In practice I’ve found that the Charge Station U powers up a dead Wiimote in about the same time that the old chargers did—about two and a half hours. The GamePad charges in around the same time, putting the Charge Station U at least on par with the standard Nintendo charging cradle. In terms of design and ergonomics the Charge Station U is bigger and bulkier than the Nintendo one, to accommodate the Wiimote slots, but remarkably light—the extra size seems to be there to support Wiimotes and a GamePad all charging at once.

In any case, it looks pretty cool; two small LEDs on either side glow orange when Wiimotes are charging and turn blue when fully charged, and an illuminated bar in the center of the unit does the same when the GamePad is charging. The unit also has a small tilting back stand for the GamePad, so it can be charged and displayed at different angles. I’m really not sure why they added this feature but it’s a nice aesthetic bonus.

The Charge Station U doesn’t come with its own AC adapter; instead, it uses the same one that comes with the Wii U, the cable that plugs into the standard Nintendo charging cradle, or straight into the GamePad if you only got the basic bundle. At $35 the Charge Station U is also pricier than the $20 Nintendo one, but with the included Wiimote charging ability and two rechargeable Wiimote batteries too, the extra 15 bucks is well worth it.
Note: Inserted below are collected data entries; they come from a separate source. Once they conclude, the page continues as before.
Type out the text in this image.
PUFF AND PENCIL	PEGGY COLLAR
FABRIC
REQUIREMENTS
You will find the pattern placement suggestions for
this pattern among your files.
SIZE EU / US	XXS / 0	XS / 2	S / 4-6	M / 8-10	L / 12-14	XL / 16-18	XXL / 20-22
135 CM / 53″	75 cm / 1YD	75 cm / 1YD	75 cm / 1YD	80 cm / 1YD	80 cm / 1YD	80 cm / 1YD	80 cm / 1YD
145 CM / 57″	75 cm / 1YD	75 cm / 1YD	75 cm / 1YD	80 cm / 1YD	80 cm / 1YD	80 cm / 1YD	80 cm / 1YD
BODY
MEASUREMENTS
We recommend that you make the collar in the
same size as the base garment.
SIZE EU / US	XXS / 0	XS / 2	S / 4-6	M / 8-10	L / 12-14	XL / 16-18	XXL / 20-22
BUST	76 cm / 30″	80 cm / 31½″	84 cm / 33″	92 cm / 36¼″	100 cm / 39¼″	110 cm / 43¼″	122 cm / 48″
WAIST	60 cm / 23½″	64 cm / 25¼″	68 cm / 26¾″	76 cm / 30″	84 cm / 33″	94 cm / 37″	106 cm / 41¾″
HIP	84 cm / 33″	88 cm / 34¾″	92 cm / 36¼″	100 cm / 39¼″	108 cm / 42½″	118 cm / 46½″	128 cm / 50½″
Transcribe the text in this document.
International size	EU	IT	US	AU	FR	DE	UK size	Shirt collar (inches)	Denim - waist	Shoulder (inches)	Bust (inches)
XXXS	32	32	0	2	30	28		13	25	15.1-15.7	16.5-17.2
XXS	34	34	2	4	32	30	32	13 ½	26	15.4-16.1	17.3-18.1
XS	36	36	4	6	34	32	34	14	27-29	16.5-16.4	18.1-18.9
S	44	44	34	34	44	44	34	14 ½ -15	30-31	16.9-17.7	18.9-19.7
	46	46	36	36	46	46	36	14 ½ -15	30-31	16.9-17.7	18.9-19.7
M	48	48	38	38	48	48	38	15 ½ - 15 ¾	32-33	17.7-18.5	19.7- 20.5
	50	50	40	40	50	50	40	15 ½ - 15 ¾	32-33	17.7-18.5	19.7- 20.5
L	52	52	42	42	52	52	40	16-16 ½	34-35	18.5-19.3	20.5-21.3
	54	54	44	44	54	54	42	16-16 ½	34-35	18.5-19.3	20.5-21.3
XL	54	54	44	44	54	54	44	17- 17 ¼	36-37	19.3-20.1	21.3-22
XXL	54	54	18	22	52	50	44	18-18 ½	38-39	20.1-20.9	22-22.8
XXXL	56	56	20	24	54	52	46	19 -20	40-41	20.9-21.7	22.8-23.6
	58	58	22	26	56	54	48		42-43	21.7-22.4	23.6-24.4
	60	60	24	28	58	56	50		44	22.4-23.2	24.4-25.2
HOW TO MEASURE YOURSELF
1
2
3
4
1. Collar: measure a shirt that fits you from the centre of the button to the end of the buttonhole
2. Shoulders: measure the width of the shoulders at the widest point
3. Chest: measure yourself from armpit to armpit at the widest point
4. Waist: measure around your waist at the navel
While the Uboost and Charge Station U are both fully functional on their own, strangely enough they are not compatible with each other. The size and shape of the Uboost prevents it from pressing down on the Charge Station’s switch—it simply cannot fit. This is particularly puzzling because the Uboost fits perfectly into the regular Nintendo cradle, and the GamePad fits snugly into the Charge Station U. This can be a bit of an issue if you have both pieces of Nyko tech, but real estate on your entertainment center is at a premium; it forces you to keep the original Nintendo cradle on hand to charge up the Uboost, but also keep the Charge Station ready when your Wiimotes are dry. If this is your setup, you’ll find yourself swapping the AC cable between your Charge Station and Nintendo cradle depending on what needs charged at the time.

Despite this unfortunate compatibility issue, both the Uboost and Charge Station U are very solid new pieces of tech and competitively priced. The Wii U GamePad was in desperate need of battery solutions and as always Nyko delivered. They even have a replacement battery in the works—the Wii U Power Pak—that supposedly triples the GamePad’s life. Once that comes out I’d be interested to see what kind of combinations I could produce; maybe a GamePad with both the Uboost and Power Pak for a truly epic battery life, or at least an extended life GamePad that could fit in the Charge Station U.

As it stands, however, the Uboost and Charge Station U are a good deal and a godsend for gamers frustrated by the Wii U GamePad’s weak battery life. I give both a solid 8 out of 10.


* The product in this article was sent to us by the developer/company for review.

8.0
Good
Nyko continues their stellar track record of quality 3rd party charging solutions. The Uboost and Charge Station U are strangely incompatible with each other, but on their own they are an excellent battery pack and battery charger, respectively. They're also competitively priced at $25 and $35. Nyko does it better, once again.